Now we reached the 'ret' instruction.
When we execute the 'ret' instruction, the pc will be loaded with the return address in the x30 register.
As we can see now both pc and x30 contain the same address and we returned to the main function.
Let's walk through the instructions in the main function.
str w0, [x29, #28]
Stores the value in w0 (3) into [x29 + 28]
mov w0, #0x0
Assigns the value zero to the w0 register. This is the return value of our main function.

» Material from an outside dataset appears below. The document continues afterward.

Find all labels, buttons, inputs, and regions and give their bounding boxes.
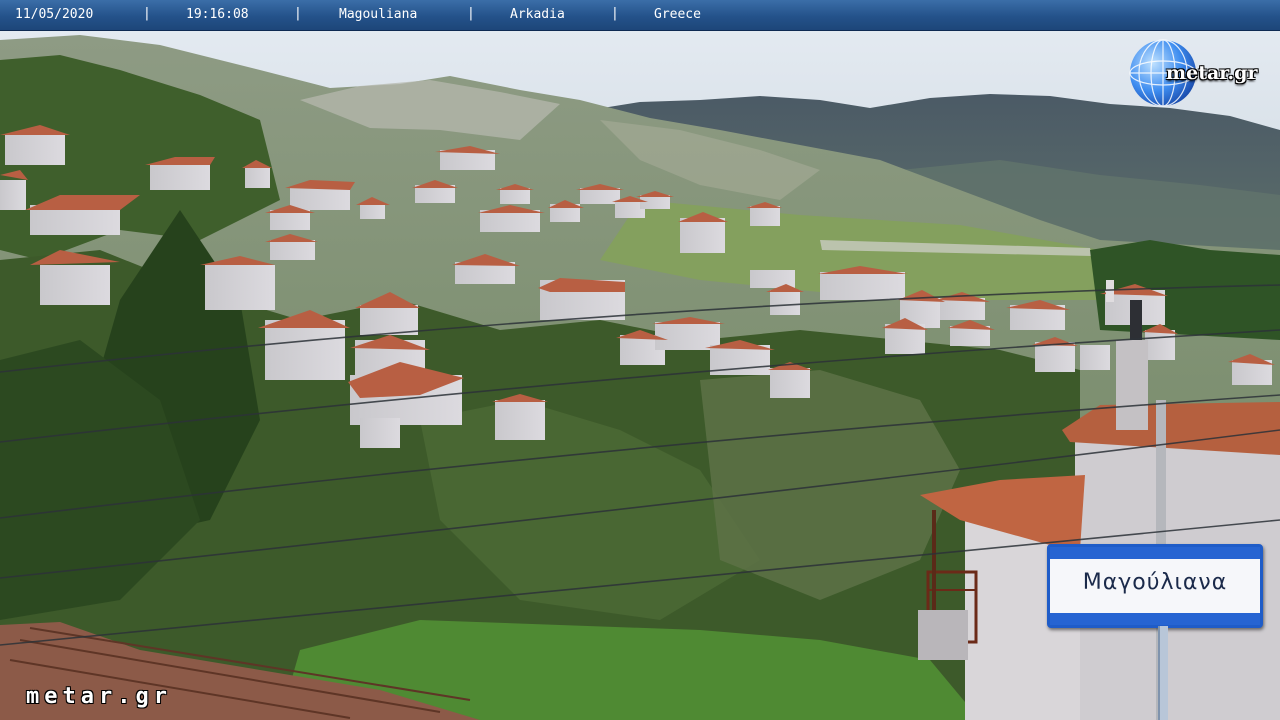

Next, we have our function epilogue
ldp x29, x30, [sp], #32
This will load,
x29 = [sp]
x30 = [sp + 8]
and increment
sp = [sp + 32]
Here it retains the values of the x29 and x30 registers which are preserved in the stack at the beginning of the main function.
So when 'ret' is hit the program counter will be loaded with the return address from x30.
The key takeaway from here is how the functions work. Everything else is kind of similar to ARM32. Here the return address is stored in x30 so when we doing our overflows we should keep an eye on the x30 register because getting control over the x30 register is the way to hijack the program execution.